Prove that $y=e^x$ always lies above any tangent drawn on it.

Question

I want to prove that all of the graph of $y=e^x$ lies above the tangent of $y=e^x$ at the point $x=a$, for all real $a$. (The graph of $y=e^x$ lies above its tangent except at $x=a$, where the graph touches the tangent).

By differentiating, I get that the equation of the tangent of $y=e^x$ at $x=a$ is $y=e^ax+e^a-ae^a$.

If I can show that $e^a(x+1-a)$ $\leq$ $e^x$, for all $a$, with equality only when $x=a$, then I'm done.

How can I prove this inequality?
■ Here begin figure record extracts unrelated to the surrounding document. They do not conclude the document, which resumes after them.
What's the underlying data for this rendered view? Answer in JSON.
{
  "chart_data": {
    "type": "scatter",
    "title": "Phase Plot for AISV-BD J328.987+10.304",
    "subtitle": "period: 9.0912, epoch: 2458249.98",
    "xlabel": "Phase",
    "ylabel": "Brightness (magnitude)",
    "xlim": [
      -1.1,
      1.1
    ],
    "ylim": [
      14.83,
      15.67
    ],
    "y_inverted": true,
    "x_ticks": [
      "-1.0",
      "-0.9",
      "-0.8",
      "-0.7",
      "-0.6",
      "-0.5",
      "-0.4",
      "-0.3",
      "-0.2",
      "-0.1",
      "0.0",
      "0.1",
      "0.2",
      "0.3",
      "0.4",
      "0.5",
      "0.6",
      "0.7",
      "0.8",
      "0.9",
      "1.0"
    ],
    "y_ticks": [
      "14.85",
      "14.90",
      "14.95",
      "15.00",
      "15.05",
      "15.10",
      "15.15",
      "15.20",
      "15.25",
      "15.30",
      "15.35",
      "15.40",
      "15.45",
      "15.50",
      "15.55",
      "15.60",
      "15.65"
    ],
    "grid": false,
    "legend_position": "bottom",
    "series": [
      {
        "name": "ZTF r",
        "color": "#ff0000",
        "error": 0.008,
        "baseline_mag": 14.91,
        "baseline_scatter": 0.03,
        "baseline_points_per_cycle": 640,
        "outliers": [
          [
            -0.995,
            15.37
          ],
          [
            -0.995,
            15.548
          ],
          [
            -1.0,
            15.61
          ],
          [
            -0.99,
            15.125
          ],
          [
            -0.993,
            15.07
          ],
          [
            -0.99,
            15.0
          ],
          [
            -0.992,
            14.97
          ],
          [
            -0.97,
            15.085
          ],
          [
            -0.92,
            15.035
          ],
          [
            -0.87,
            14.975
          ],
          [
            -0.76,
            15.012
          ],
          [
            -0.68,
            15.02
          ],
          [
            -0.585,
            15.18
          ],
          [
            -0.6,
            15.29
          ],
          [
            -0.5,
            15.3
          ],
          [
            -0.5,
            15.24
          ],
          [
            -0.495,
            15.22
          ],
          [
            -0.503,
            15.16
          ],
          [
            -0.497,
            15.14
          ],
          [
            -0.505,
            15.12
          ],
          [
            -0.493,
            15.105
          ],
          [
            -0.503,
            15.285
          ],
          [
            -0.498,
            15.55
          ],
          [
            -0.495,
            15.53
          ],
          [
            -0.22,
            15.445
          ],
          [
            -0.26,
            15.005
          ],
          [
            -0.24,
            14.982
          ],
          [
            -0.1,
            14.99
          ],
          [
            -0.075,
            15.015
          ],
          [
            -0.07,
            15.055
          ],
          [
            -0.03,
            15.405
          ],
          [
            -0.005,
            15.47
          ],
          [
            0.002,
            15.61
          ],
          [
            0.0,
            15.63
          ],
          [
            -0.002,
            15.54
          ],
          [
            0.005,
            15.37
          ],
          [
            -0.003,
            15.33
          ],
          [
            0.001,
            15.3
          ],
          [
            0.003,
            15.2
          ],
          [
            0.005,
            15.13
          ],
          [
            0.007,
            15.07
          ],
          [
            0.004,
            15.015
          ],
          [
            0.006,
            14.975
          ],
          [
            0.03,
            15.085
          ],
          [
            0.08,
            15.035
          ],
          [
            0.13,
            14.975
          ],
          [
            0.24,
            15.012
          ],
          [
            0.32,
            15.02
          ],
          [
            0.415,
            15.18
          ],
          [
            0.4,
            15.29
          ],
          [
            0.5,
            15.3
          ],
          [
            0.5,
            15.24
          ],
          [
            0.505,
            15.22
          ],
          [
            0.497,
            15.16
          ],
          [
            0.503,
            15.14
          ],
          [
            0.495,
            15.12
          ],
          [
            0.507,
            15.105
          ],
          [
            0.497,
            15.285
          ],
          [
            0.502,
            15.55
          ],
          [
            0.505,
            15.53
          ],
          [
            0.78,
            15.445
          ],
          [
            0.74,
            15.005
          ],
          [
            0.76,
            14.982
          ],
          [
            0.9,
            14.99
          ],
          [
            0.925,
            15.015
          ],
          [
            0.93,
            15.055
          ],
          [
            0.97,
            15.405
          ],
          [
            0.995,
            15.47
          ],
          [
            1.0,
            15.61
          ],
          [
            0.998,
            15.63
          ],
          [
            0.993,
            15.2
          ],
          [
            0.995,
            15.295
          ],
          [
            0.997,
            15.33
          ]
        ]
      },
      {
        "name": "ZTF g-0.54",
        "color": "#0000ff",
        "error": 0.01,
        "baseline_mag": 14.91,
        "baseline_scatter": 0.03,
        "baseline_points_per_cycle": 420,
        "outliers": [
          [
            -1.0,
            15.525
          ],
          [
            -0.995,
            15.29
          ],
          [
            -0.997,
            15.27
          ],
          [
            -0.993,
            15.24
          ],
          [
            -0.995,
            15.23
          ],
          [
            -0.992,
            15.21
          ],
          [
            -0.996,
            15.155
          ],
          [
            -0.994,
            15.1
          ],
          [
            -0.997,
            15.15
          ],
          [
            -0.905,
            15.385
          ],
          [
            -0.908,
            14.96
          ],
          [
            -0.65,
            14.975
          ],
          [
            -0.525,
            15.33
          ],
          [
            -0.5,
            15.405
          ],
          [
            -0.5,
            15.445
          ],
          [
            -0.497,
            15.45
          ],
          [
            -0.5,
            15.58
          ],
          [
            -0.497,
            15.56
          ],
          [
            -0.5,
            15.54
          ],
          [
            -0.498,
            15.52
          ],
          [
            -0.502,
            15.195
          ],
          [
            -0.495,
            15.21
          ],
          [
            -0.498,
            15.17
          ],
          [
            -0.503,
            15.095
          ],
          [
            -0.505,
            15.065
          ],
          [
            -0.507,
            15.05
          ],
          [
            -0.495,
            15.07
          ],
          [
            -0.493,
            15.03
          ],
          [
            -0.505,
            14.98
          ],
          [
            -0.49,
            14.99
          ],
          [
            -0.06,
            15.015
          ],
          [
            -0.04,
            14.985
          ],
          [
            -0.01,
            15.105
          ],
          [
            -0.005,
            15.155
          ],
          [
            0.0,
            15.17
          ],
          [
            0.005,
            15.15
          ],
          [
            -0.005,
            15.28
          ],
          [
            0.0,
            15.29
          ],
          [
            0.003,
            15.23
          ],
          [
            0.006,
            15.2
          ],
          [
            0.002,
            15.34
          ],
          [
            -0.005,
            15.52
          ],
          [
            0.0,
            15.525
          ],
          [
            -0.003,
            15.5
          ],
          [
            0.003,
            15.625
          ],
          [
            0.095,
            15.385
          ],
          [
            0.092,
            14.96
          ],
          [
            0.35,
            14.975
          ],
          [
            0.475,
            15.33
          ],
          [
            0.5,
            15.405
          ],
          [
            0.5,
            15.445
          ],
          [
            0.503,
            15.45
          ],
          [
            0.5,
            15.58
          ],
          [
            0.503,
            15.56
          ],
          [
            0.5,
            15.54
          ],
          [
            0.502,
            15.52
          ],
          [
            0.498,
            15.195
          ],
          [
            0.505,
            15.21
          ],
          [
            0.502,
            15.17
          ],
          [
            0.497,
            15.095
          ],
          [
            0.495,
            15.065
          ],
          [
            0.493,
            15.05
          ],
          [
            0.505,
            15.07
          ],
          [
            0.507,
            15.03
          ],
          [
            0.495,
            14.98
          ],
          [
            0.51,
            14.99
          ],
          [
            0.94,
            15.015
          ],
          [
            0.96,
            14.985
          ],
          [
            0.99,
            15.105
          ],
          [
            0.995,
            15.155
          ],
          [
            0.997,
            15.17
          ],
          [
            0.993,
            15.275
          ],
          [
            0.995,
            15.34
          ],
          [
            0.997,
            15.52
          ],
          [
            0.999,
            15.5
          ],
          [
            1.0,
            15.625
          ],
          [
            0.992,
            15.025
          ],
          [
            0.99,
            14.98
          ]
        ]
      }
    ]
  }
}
Or, is there a better way to go about proving this?

Answer 1

Astonishingly much about the exponential function (cf. most of my answers to questions about the exponential function) can be shown using virtually only its multiplicativity $$\tag1 e^{x+y}=e^xe^y $$ and the lower bound $$\tag2 e^x\ge 1+x\qquad\text{with equality iff }x=0.$$ Same here: Extract a (positive) factor $e^a$ to arrive at the desired claim: $$ e^x=e^{x-a}e^a\ge (1+x-a)e^a\qquad\text{with equality iff }x=a.$$

Of course this is cheating as $(2)$ is in fact the special case of the claim for $a=0$, so we better actually prove it this time before using it.

Recall that the exponential is always positive, hence has positive derivative, hence is strictly increasing. First consider $x>0$. By the MWT, there is some $\xi\in(0,x)$ with $$\frac{e^x-e^0}{x-0}=e^\xi>e^0,$$ so $$ e^x>x+1$$ as desired. Next consider $x<0$. This time, there is some $\xi\in(x,0)$ with $$\frac{e^x-e^0}{x-0}=e^\xi<e^0,$$ so again (careful with the sign!) $$ e^x>x+1$$ as desired.

Answer 2

Take the derivative of $$D(x)=e^a(x+1-a)-e^x$$ $$D'=e^a-e^x$$ Then $D'=0$ means $x=a$ and $D=0$. This means that the exponential is always on one side of the tangent, except at the point of tangency. Then, to prove that it's above, all you need is one point. I would choose the limit at $-\infty$. Abusing the notation a little $D(-\infty)=-\infty-0=-\infty$, so the tangent is below the exponential.

Answer 3

$e^{y} \geq 1+y$ for all real numbers $y$. Put $y=x-a$ to get $e^{x} e^{-a} \geq 1+x-a$ or $e^{x} \geq e^{a}(1+x-a)$. Also equality holds in $e^{y} \geq 1+y$ iff $y=0$ so equality holds in $e^{x} \geq e^{a}(1+x-a)$ iff $x=a$.

Proof of the inequality $e^{y} \geq 1+y$: Let $f(y)=e^{y}-1-y$. Then $f(0)=0$ and $f'(y)=e^{y} -1$ which is positive for $y>0$ and neagative for $y<0$. Hence $f$ is strictly increasing in $(0,\infty)$ and strictly decreasing in $(-\infty, 0)$. This implies that $f(y) \geq 0$ and $f(y)=0$ iff $y=0$.